WASHINGTON (AP) — More than 1.3 million Americans applied for unemployment benefits last week, a historically high pace that shows that many employers are still laying people off in the face of a resurgent coronavirus.
The persistently elevated level of layoffs are occurring as a spike in virus cases has forced six states to reverse their move to reopen businesses. Those six — Arizona, California, Colorado, Florida, Michigan and Texas — make up one-third of the U.S. economy. Fifteen other states have suspended their re-openings. Collectively, the pullback has stalled a tentative recovery in the job market and is likely triggering additional layoffs.
Today’s report from the Labor Department showed that the number of applications for unemployment aid fell from 1.4 million in the previous week. The figure has now topped 1 million for 16 straight weeks. Before the pandemic, the record high for weekly unemployment applications was fewer than 700,000.
The total number of people who are receiving jobless benefits dropped 700,000 to 18 million. That suggests that some companies are continuing to rehire workers.
An additional 1 million people sought benefits last week under a separate program for self-employed and gig workers that has made them eligible for aid for the first time. These figures aren’t adjusted for seasonal variations, so the government doesn’t include them in the official count.
Americans are seeking unemployment aid against the backdrop of a disturbing surge in confirmed viral cases, with increases reported in 38 states. Case counts have especially accelerated in four states that now account for more than half of reported new U.S. cases: Arizona, California, Florida and Texas.
The intensifying outbreaks and more stringent government restrictions have slowed economic activity in much of the country and may be weighing on hiring. The government’s jobs report for June showed a solid gain of 4.8 million jobs and an unemployment rate that fell to 11.1% from 13.3%.

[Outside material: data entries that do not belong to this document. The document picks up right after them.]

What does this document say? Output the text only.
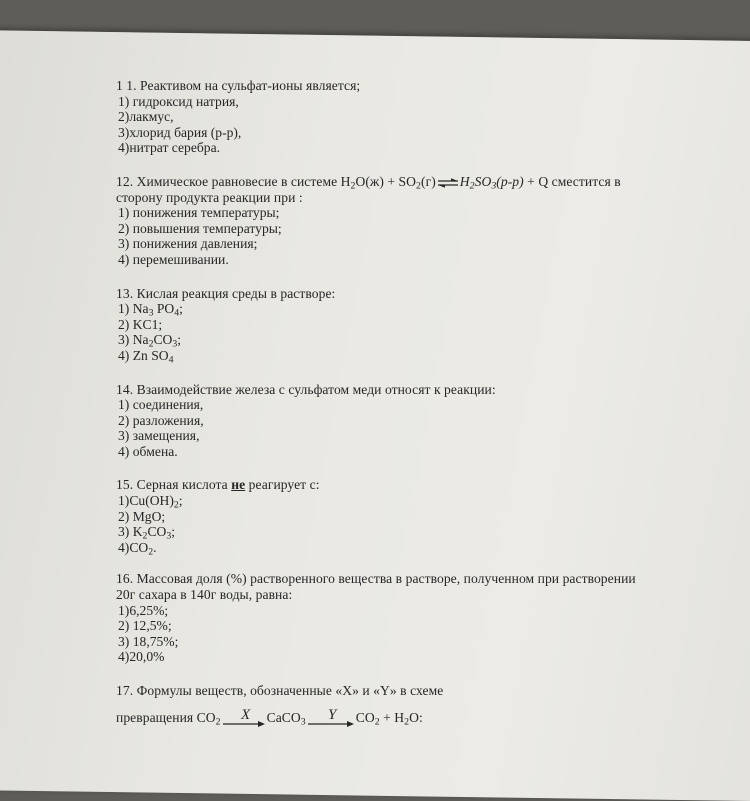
1 1. Реактивом на сульфат-ионы является;
1) гидроксид натрия,
2)лакмус,
3)хлорид бария (р-р),
4)нитрат серебра.
12. Химическое равновесие в системе $H_2O(ж)$ + $SO_2(г)\rightleftharpoons H_2SO_3(р-р) + Q$ сместится в
сторону продукта реакции при :
1) понижения температуры;
2) повышения температуры;
3) понижения давления;
4) перемешивании.
13. Кислая реакция среды в растворе:
1) $Na_3$ $PO_4$;
2) KC1;
3) $Na_2CO_3$;
4) Zn $SO_4$
14. Взаимодействие железа с сульфатом меди относят к реакции:
1) соединения,
2) разложения,
3) замещения,
4) обмена.
15. Серная кислота не реагирует с:
$1)Cu(OH)_2$;
2) MgO;
3) $K_2CO_3$;
$4)CO_2$.
16. Массовая доля (%) растворенного вещества в растворе, полученном при растворении
20г сахара в 140г воды, равна:
1)6,25%;
2) 12,5%;
3) 18,75%;
4)20,0%
17. Формулы веществ, обозначенные «X» и «Y» в схеме
превращения $CO_2$ X CaCO$_3$ Y $CO_2 + H_2O$:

Yet even so, the economy has regained only about one-third of the jobs that vanished in March and April. And the June jobs report reflected surveys of Americans that were conducted in the middle of that month — before the pandemic flared up again.
More recent data are worrisome. Spending on credit and debit cards issued by Bank of America fell in the week that ended June 27 compared with the previous week. Auto and existing-home sales have slowed.
Restaurant visits have also leveled off nationally, including in states that haven’t begun to close down again, according to data from OpenTable, the reservations website.
“This suggests that renewed fears about the virus, rather than government restrictions, are driving the pullback in activity,” said Andrew Hunter, senior U.S. economist at Capital Economics, a forecasting firm.
Data from Kronos, which produces work-scheduling software for small businesses, reinforces evidence that the recovery of the job market is faltering.
In the week that ended July 4, layoffs among Kronos’ clients actually rose and hirings declined. Companies are now laying off an average of nearly three workers for every new hire, the company’s data shows.
And in the retail industry, the number of shifts worked changed little last week after steady increases in previous weeks. David Gilbertson, a vice president at Kronos, said this suggests that consumer demand in many cases hasn’t picked up enough to justify more employees.
“Everything that’s going to be open is open,” Gilbertson said. “Now, we just need more people to come in and start spending money before things can pick up again.”